(di Antonio Padellaro – Il Fatto Quotidiano) – Un lettore si è offeso perché ieri, in tv, a L’aria che tira ho detto che la strategia del Pd è quella del “morto a galla”. Mi viene perciò richiesto maggiore rispetto per il partito che (riassumo) tiene in vita i valori della sinistra, e che (riassumo) fa da argine al populismo più becero. Concordo, e a dimostrazione che l’immagine adoperata non era affatto denigratoria, suggerisco la lettura in Internet dei numerosi apprezzamenti per questa tecnica di galleggiamento. Che “non è per tutti, richiede la capacità di non avere paura dell’acqua e di rilassarsi completamente, il corpo e la mente abbandonati tra le onde”. E poi, aggiungerei, con la corrente adatta si può lo stesso procedere verso la meta senza per questo sollevare fastidiosi spruzzi.

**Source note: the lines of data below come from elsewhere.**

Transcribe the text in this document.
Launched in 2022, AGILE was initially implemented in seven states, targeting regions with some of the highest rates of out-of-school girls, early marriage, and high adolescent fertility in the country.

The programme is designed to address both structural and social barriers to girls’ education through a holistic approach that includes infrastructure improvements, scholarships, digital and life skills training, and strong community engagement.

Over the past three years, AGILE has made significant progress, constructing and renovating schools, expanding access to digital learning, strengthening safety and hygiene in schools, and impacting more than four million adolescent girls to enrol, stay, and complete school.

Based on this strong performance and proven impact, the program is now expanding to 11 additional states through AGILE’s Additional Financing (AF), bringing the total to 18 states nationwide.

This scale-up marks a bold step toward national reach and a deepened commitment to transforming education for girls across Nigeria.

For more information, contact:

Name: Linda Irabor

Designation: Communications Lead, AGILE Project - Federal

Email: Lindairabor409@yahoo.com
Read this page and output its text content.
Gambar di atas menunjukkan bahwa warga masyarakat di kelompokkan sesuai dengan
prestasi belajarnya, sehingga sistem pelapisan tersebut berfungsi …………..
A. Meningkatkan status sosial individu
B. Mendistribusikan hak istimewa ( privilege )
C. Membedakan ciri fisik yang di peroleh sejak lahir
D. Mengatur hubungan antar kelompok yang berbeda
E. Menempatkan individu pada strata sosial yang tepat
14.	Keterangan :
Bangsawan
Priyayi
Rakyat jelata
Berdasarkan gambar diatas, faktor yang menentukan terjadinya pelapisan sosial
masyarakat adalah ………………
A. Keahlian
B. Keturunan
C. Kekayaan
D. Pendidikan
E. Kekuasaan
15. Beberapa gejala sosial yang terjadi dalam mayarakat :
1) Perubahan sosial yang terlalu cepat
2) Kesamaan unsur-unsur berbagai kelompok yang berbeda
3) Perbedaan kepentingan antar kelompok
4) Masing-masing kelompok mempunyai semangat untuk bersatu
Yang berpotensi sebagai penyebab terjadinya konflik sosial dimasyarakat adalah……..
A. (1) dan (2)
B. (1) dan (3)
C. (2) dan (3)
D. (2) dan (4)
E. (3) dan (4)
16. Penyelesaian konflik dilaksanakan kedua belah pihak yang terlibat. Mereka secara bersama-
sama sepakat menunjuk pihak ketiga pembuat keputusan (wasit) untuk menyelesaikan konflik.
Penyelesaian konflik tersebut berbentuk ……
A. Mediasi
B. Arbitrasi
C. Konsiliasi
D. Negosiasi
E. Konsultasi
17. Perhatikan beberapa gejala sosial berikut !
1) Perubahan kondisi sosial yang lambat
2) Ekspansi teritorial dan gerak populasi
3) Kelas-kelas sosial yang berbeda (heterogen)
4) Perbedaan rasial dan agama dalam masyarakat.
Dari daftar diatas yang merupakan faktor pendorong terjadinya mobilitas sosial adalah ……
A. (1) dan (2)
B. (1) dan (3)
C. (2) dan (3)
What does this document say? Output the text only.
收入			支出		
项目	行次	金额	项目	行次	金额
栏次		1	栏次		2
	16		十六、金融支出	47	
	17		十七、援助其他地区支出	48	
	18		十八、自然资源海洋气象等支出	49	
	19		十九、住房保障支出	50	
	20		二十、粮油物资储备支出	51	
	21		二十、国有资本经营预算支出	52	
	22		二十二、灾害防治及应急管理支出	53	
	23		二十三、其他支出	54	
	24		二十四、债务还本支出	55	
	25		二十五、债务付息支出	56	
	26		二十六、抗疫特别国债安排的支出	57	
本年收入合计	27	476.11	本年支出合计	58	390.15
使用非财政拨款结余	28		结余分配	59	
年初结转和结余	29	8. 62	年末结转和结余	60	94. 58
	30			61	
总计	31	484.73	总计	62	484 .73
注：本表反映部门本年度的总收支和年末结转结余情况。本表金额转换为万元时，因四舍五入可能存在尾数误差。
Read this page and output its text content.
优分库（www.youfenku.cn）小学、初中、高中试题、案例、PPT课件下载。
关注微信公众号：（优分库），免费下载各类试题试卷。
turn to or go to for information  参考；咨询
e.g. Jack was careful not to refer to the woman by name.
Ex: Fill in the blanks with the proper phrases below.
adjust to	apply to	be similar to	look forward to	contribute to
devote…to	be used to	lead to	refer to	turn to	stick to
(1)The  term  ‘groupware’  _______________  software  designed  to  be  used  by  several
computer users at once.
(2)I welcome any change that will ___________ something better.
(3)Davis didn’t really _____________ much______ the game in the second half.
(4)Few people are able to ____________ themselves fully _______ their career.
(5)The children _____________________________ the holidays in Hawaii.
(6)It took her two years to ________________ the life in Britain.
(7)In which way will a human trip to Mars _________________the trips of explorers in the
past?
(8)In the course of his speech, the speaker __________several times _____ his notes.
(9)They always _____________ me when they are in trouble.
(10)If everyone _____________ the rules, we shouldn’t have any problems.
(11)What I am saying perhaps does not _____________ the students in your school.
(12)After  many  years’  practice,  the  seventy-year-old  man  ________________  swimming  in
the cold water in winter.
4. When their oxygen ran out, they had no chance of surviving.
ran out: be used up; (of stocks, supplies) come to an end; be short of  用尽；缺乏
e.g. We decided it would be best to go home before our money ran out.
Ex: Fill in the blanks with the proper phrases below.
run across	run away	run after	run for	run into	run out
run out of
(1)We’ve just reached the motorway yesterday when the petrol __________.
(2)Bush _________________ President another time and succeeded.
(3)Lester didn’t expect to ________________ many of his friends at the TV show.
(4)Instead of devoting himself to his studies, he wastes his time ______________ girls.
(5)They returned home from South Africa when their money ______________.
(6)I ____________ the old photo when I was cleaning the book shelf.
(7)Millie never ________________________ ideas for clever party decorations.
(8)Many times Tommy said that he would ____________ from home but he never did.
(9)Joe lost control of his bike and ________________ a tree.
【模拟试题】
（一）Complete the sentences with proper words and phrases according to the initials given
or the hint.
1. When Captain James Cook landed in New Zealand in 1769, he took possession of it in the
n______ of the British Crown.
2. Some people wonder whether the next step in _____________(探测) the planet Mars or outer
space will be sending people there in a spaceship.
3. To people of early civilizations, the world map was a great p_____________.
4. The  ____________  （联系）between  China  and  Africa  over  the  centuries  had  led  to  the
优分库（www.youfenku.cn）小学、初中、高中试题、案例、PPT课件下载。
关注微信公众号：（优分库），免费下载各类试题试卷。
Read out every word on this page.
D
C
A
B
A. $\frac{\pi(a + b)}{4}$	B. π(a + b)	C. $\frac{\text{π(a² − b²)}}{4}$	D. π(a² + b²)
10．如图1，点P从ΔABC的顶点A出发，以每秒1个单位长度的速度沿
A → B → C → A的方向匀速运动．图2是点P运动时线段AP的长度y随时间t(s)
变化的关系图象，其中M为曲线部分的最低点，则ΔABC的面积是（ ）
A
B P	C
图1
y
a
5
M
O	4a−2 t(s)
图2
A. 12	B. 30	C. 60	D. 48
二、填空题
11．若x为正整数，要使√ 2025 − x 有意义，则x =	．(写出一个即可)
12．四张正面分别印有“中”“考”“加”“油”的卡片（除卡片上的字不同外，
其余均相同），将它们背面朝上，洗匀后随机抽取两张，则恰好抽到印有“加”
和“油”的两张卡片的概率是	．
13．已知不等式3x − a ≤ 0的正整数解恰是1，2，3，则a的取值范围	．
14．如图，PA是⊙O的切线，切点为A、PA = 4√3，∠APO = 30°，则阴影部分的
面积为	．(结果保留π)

Del resto, sul Foglio di ieri, quotidiano non certo animato da pregiudizio verso i dem, Salvatore Merlo a proposito di Nicola Zingaretti scrive di un “galleggiatore da palude”, che “rifugge dall’azione, perché l’azione provoca attrito e l’attrito conduce al pericolo”. A parte che la palude fa venire in mente gli alligatori, non posso fare mia la cattiveria secondo cui il segretario “vuole sconfiggere Conte con Renzi, e poi, vuole anche sconfiggere Renzi con Conte”.

No, credo piuttosto che l’attuale condizione del Pd sia paragonabile a quella di chi, dopo aver subito un forte e prolungato trauma psichico (per esempio la possessione da parte di Matteo Renzi), segua le raccomandazioni del medico specialista: niente emozioni, molto riposo e una minestrina la sera.

Se dal Nazareno non esce uno spiffero è dunque perché tutti bisbigliano come a Villa Serena, tanto che l’esponente più ardimentoso, il vicesegretario Andrea Orlando, a un giornalista che gli chiedeva della crisi di governo, ha sussurrato: “Se c’è volontà politica le formule si trovano”. Sembra però che subito dopo si sia molto raccomandato con l’autore dello scoop con un io non le ho detto niente. A smentire la leggenda di queste acque chete ci sarebbe Dario Franceschini, che nei retroscena dei giornali emerge sempre come un tipo piuttosto agitato, uno che alla mattina si scontra con Renzi, al pomeriggio alterca con la collega Azzolina, e alla sera complotta per sostituire Conte. A noi risulta, al contrario, che lo schivo ministro dei Beni culturali, nonché affermato scrittore, presenzi alle riunioni di governo immerso negli appunti della sua prossima fatica dal titolo: Io non sono cattivo, è che mi disegnano così.